Things aren’t panning out as I expected. I was expecting to hit the ground running and see miracles, signs and wonders wherever I went. Three months in and I’ve seen barely a trace. Sure, there have been some great experiences but that’s not what I’ve come here for. Let’s revisit the vision:

..from the rising of the sun they will revere His glory.
For He will come like a pent-up flood
that the breath of the Lord drives along.

Isaiah 59:19

Revival. From the start things have been a lot harder than I expected and as time marches on I’m beginning to wonder how long this will take, and if it will happen at all. What should I do if we get to November and we’re still not seeing revival? Should I go home with nothing to show after spending eight months and several thousand pounds here? Could I stand at the front of New Life, after all the faith-filled big talk before leaving, and say ‘yeah, it was ok’. Should I stay here until the vision comes to fruition, even past my planned return in November? These are the questions I’ve been asking God. To be honest, it was becoming more like a plea. Please God, don’t let me go home empty-handed.

I’ve been thinking about my first church visit when I arrived in Leyte. The Pentecostal church at Tigbao, Tacloban. I’d felt like it was significant, but afterwards I couldn’t see why. Physically I’d been in a very sorry state that day, not at all the triumphant revivalist, and I’d left without saying much to anyone. I’ve been wondering if I’d missed something, so last week I decided I would pay them a second visit at the weekend. At least I could see how they were getting on with fixing their roof.

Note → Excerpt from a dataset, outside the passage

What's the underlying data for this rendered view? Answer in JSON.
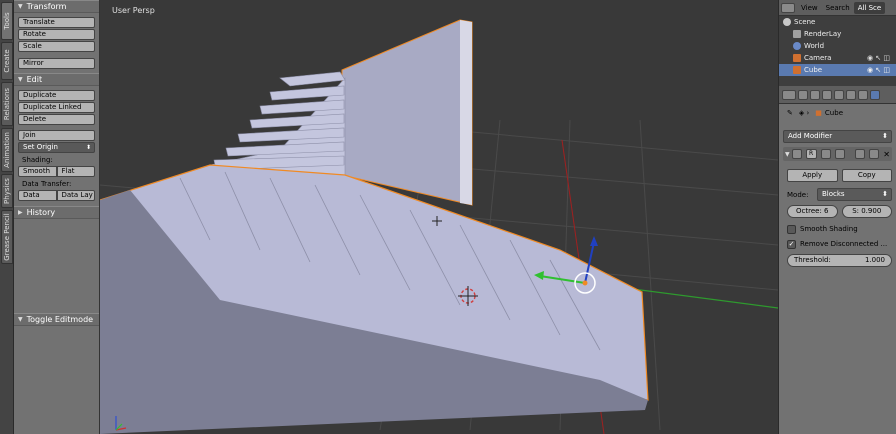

I arrived to find the roof was on and that it was Pentecost Sunday. The projector displayed an image of Pentecostal fire. The pastor was pointing to it and adding some fiery preaching. I remembered how we’d really met with God the last time I was there and now I was expectant again. But after the introductions, the announcements, the birthdays, more announcements, baby dedications and offering we were a full two hours into the meeting. At one point the band started to worship and I felt things started rising in the Spirit, but then they went into ‘smile a while’ and everyone stopped to shake everyone else’s hand. I was thinking we’d missed the moment. It was hot. Under the new roof the temperature in the church felt about right for baking bread and my expectation was starting to wane. I was tired now and ready to go home.

But then the pastor got up and announced that he was going to cut short his preaching. After a brief talk, he said, we would spend the rest of the meeting in worship, seeking God’s face for a fresh outpouring. Man, that cheered me right up! He introduced the theme of his message: “Don’t go home empty!”  Wow, I’d just heard my words come right back at me, no longer a question but an answer. Man, he didn’t need to say anything else (which was just as well because I didn’t understand most of it.) All my questions were answered right there and then. I’m gonna get my Pentecostal outpouring in this province, and I’m not leaving until I do.